ECCHacks

Finite clocks

[Python snippets]

As an alternative to the real clock one can use the integer clock: all pairs of integers (x,y) satisfying the equation x²+y²=1. The real clock has infinitely many points, while the integer clock has only four points: namely, (0,1), (1,0), (0,-1), and (-1,0); i.e., "12:00", "3:00", "6:00", and "9:00".

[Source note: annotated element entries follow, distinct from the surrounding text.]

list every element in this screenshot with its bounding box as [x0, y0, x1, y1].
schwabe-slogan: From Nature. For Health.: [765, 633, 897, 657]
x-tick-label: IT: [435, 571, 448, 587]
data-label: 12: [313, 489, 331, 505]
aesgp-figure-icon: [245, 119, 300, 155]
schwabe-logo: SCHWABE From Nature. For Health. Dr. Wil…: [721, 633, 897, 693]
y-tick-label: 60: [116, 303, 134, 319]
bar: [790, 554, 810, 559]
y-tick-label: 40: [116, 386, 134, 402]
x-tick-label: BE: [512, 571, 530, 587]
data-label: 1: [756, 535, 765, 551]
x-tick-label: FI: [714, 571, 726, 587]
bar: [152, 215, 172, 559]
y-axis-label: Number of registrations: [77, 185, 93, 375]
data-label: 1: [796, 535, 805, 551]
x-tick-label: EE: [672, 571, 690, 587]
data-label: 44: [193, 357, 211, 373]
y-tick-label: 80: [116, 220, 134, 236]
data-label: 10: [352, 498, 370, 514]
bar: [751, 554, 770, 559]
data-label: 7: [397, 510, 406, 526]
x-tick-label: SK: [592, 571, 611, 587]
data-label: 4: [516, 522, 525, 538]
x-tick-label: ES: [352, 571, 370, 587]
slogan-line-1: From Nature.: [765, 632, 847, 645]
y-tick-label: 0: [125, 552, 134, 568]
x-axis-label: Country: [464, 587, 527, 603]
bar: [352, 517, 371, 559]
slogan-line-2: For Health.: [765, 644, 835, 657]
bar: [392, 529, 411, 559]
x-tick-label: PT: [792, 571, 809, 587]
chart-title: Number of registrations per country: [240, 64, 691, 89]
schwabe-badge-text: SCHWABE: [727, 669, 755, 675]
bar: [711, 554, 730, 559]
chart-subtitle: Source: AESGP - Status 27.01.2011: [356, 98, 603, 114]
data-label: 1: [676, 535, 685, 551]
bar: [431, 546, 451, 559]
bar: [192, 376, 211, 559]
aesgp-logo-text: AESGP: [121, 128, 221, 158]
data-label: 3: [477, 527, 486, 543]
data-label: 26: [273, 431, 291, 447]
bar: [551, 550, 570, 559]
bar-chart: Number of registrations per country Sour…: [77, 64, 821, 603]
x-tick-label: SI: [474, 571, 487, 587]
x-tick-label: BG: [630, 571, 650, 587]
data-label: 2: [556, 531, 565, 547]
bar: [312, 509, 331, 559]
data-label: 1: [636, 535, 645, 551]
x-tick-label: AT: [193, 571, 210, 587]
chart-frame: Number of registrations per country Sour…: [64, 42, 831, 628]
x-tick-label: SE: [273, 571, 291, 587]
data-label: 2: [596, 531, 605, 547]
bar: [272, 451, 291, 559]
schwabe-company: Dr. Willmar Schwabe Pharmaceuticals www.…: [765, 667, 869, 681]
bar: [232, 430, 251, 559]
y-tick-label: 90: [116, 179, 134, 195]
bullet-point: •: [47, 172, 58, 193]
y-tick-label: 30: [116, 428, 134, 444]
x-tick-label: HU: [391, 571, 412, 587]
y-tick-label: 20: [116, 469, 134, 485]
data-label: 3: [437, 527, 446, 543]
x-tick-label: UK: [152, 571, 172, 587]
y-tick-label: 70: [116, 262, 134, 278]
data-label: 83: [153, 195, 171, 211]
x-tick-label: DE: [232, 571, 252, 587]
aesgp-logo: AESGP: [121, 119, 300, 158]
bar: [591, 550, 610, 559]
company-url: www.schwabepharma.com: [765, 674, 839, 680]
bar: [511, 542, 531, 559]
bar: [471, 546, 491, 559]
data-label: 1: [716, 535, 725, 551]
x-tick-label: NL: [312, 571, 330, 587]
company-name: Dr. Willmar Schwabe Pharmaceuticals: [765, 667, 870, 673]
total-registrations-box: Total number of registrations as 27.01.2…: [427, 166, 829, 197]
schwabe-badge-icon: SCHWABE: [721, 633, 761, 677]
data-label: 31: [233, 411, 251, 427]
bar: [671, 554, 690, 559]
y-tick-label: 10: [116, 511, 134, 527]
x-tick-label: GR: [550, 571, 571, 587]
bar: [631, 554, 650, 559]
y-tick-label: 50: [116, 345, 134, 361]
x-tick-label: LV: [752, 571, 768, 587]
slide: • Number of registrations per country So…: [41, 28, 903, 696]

A larger example is the clock modulo 7. This clock consists of all pairs of integers modulo 7 satisfying this equation. The following Python script prints all points on the clock modulo 7:

     for x in range(7):
       for y in range(7):
         if (x*x+y*y) % 7 == 1:
           print (x,y)
     
     # output: (0, 1)
     # output: (0, 6)
     # output: (1, 0)
     # output: (2, 2)
     # output: (2, 5)
     # output: (5, 2)
     # output: (5, 5)
     # output: (6, 0)

We can use the original clockadd function to add points on this clock, after we've defined +,-,* for the field of integers modulo 7:

     P1 = (F7(2),F7(5))
     P2 = (F7(1),F7(0))
     print clockadd(P1,P2)
     # output: (5, 5)
     print clockadd(P2,P1)
     # output: (5, 5)
     P3 = (F7(5),F7(5))
     print clockadd(clockadd(P1,P2),P3)
     # output: (1, 0)
     print clockadd(P1,clockadd(P2,P3))
     # output: (1, 0)

The above script to print all clock points becomes much slower if you replace 7 by a larger prime, but clock addition remains fast:

     p = 1000003
     Fp = F(1000003)
     P = (Fp(1000),Fp(2))
     P2 = clockadd(P,P)
     print P2
     # output: (4000, 7)
     P3 = clockadd(P2,P)
     print P3
     # output: (15000, 26)
     P4 = clockadd(P3,P)
     P5 = clockadd(P4,P)
     P6 = clockadd(P5,P)
     print P6
     # output: (780000, 1351)
     print clockadd(P3,P3)
     # output: (780000, 1351)

There are faster ways to write down all points on a larger clock, but clock cryptography uses primes and clocks that are so large that there isn't even enough time in the universe to look at all the points, while clock addition remains fast.